No less than the Secretary of Education, Culture and Sports, Secretary Isidro D. Cario opined, and
the Court agrees with him, that the petitioner may not be removed from the disputed office by the
MSU President without the authority of the Board. And, as correctly stated by the Secretary, Special
Order No. 158-P issued by the respondent president designating respondent Batara as officer incharge of the same office was unapproved by the Board, hence, the special order cannot revoke, or
could not have revoked the designation of the petitioner as acting Vice-Chancellor. (Annex A,
Petitioner's Memorandum, Rollo, pp. 119-120)

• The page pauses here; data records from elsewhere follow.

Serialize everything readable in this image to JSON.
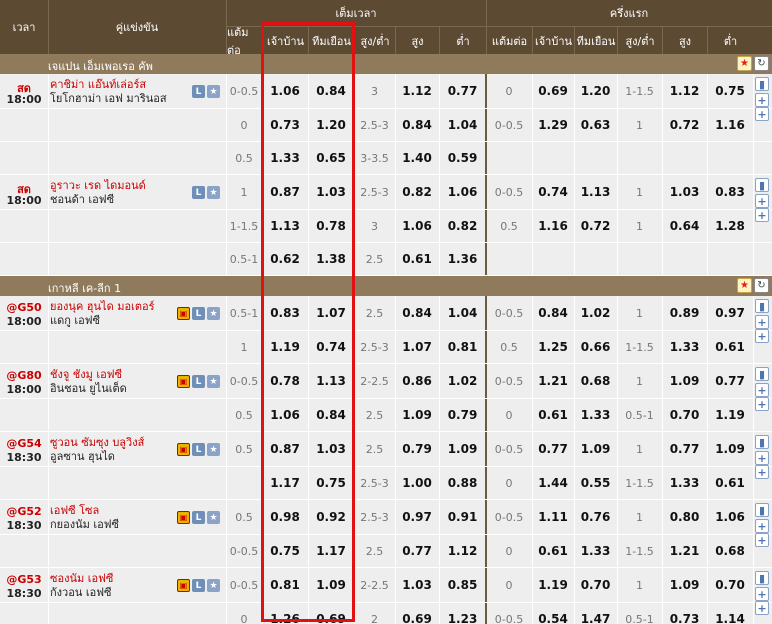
{
  "header": {
    "time": "เวลา",
    "match": "คู่แข่งขัน",
    "full_time": "เต็มเวลา",
    "first_half": "ครึ่งแรก",
    "cols": [
      "แต้มต่อ",
      "เจ้าบ้าน",
      "ทีมเยือน",
      "สูง/ต่ำ",
      "สูง",
      "ต่ำ",
      "แต้มต่อ",
      "เจ้าบ้าน",
      "ทีมเยือน",
      "สูง/ต่ำ",
      "สูง",
      "ต่ำ"
    ]
  },
  "leagues": [
    {
      "name": "เจแปน เอ็มเพอเรอ คัพ"
    },
    {
      "name": "เกาหลี เค-ลีก 1"
    }
  ],
  "matches": [
    {
      "status": "สด",
      "time": "18:00",
      "home": "คาชิม่า แอ๊นท์เล่อร์ส",
      "away": "โยโกฮาม่า เอฟ มารินอส",
      "rows": [
        [
          "0-0.5",
          "1.06",
          "0.84",
          "3",
          "1.12",
          "0.77",
          "0",
          "0.69",
          "1.20",
          "1-1.5",
          "1.12",
          "0.75"
        ],
        [
          "0",
          "0.73",
          "1.20",
          "2.5-3",
          "0.84",
          "1.04",
          "0-0.5",
          "1.29",
          "0.63",
          "1",
          "0.72",
          "1.16"
        ],
        [
          "0.5",
          "1.33",
          "0.65",
          "3-3.5",
          "1.40",
          "0.59",
          "",
          "",
          "",
          "",
          "",
          ""
        ]
      ]
    },
    {
      "status": "สด",
      "time": "18:00",
      "home": "อูราวะ เรด ไดมอนด์",
      "away": "ชอนด้า เอฟซี",
      "rows": [
        [
          "1",
          "0.87",
          "1.03",
          "2.5-3",
          "0.82",
          "1.06",
          "0-0.5",
          "0.74",
          "1.13",
          "1",
          "1.03",
          "0.83"
        ],
        [
          "1-1.5",
          "1.13",
          "0.78",
          "3",
          "1.06",
          "0.82",
          "0.5",
          "1.16",
          "0.72",
          "1",
          "0.64",
          "1.28"
        ],
        [
          "0.5-1",
          "0.62",
          "1.38",
          "2.5",
          "0.61",
          "1.36",
          "",
          "",
          "",
          "",
          "",
          ""
        ]
      ]
    },
    {
      "status": "@G50",
      "time": "18:00",
      "home": "ยองนุค ฮุนได มอเตอร์",
      "away": "แดกู เอฟซี",
      "rows": [
        [
          "0.5-1",
          "0.83",
          "1.07",
          "2.5",
          "0.84",
          "1.04",
          "0-0.5",
          "0.84",
          "1.02",
          "1",
          "0.89",
          "0.97"
        ],
        [
          "1",
          "1.19",
          "0.74",
          "2.5-3",
          "1.07",
          "0.81",
          "0.5",
          "1.25",
          "0.66",
          "1-1.5",
          "1.33",
          "0.61"
        ]
      ]
    },
    {
      "status": "@G80",
      "time": "18:00",
      "home": "ชังจู ชังมู เอฟซี",
      "away": "อินชอน ยูไนเต็ด",
      "rows": [
        [
          "0-0.5",
          "0.78",
          "1.13",
          "2-2.5",
          "0.86",
          "1.02",
          "0-0.5",
          "1.21",
          "0.68",
          "1",
          "1.09",
          "0.77"
        ],
        [
          "0.5",
          "1.06",
          "0.84",
          "2.5",
          "1.09",
          "0.79",
          "0",
          "0.61",
          "1.33",
          "0.5-1",
          "0.70",
          "1.19"
        ]
      ]
    },
    {
      "status": "@G54",
      "time": "18:30",
      "home": "ซูวอน ซัมซุง บลูวิงส์",
      "away": "อูลซาน ฮุนได",
      "rows": [
        [
          "0.5",
          "0.87",
          "1.03",
          "2.5",
          "0.79",
          "1.09",
          "0-0.5",
          "0.77",
          "1.09",
          "1",
          "0.77",
          "1.09"
        ],
        [
          "",
          "1.17",
          "0.75",
          "2.5-3",
          "1.00",
          "0.88",
          "0",
          "1.44",
          "0.55",
          "1-1.5",
          "1.33",
          "0.61"
        ]
      ]
    },
    {
      "status": "@G52",
      "time": "18:30",
      "home": "เอฟซี โซล",
      "away": "กยองนัม เอฟซี",
      "rows": [
        [
          "0.5",
          "0.98",
          "0.92",
          "2.5-3",
          "0.97",
          "0.91",
          "0-0.5",
          "1.11",
          "0.76",
          "1",
          "0.80",
          "1.06"
        ],
        [
          "0-0.5",
          "0.75",
          "1.17",
          "2.5",
          "0.77",
          "1.12",
          "0",
          "0.61",
          "1.33",
          "1-1.5",
          "1.21",
          "0.68"
        ]
      ]
    },
    {
      "status": "@G53",
      "time": "18:30",
      "home": "ซองนัม เอฟซี",
      "away": "กังวอน เอฟซี",
      "rows": [
        [
          "0-0.5",
          "0.81",
          "1.09",
          "2-2.5",
          "1.03",
          "0.85",
          "0",
          "1.19",
          "0.70",
          "1",
          "1.09",
          "0.70"
        ],
        [
          "0",
          "1.26",
          "0.69",
          "2",
          "0.69",
          "1.23",
          "0-0.5",
          "0.54",
          "1.47",
          "0.5-1",
          "0.73",
          "1.14"
        ]
      ]
    }
  ],
  "icons": {
    "l": "L",
    "star": "★",
    "tv": "▣",
    "plus": "+",
    "stats": "▮"
  }
}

The respondent MSU President, perhaps realizing the vulnerability of his action, submitted Special
Order No. 158-P to the Board of Regents for approval. But such submission was made after the
Court already issued its temporary restraining order and consequently, his action constituted
contempt of Court. Considering, however, that the respondent appears to have acted in the honest
albeit mistaken belief that MSU would progress faster if the executive officers serve at his pleasure
and discretion, the Court rules that declaring him in contempt would be too harsh a remedy. The
respondent President is, nevertheless, admonished for his action. When this Court issues a
restraining order, it must be obeyed.

WHEREFORE, the petition is GRANTED. The petitioner shall remain as the lawful occupant in a
permanent capacity of the position of Vice-Chancellor for Academic Affairs of MSU Marawi until the
end of her three-year term or her tenure is otherwise lawfully terminated. The motion to cite
respondent Alonto for contempt is DENIED but the respondent is admonished to faithfully heed court
orders in the future. The Temporary Restraining Order issued by this Court on June 21, 1990 is
made PERMANENT.
SO ORDERED.
Fernan, C.J., Narvasa, Melencio-Herrera, Cruz, Paras, Feliciano, Gancayco, Padilla, Bidin,
Sarmiento, Grio-Aquino, Medialdea, Regalado and Davide, Jr., JJ., concur.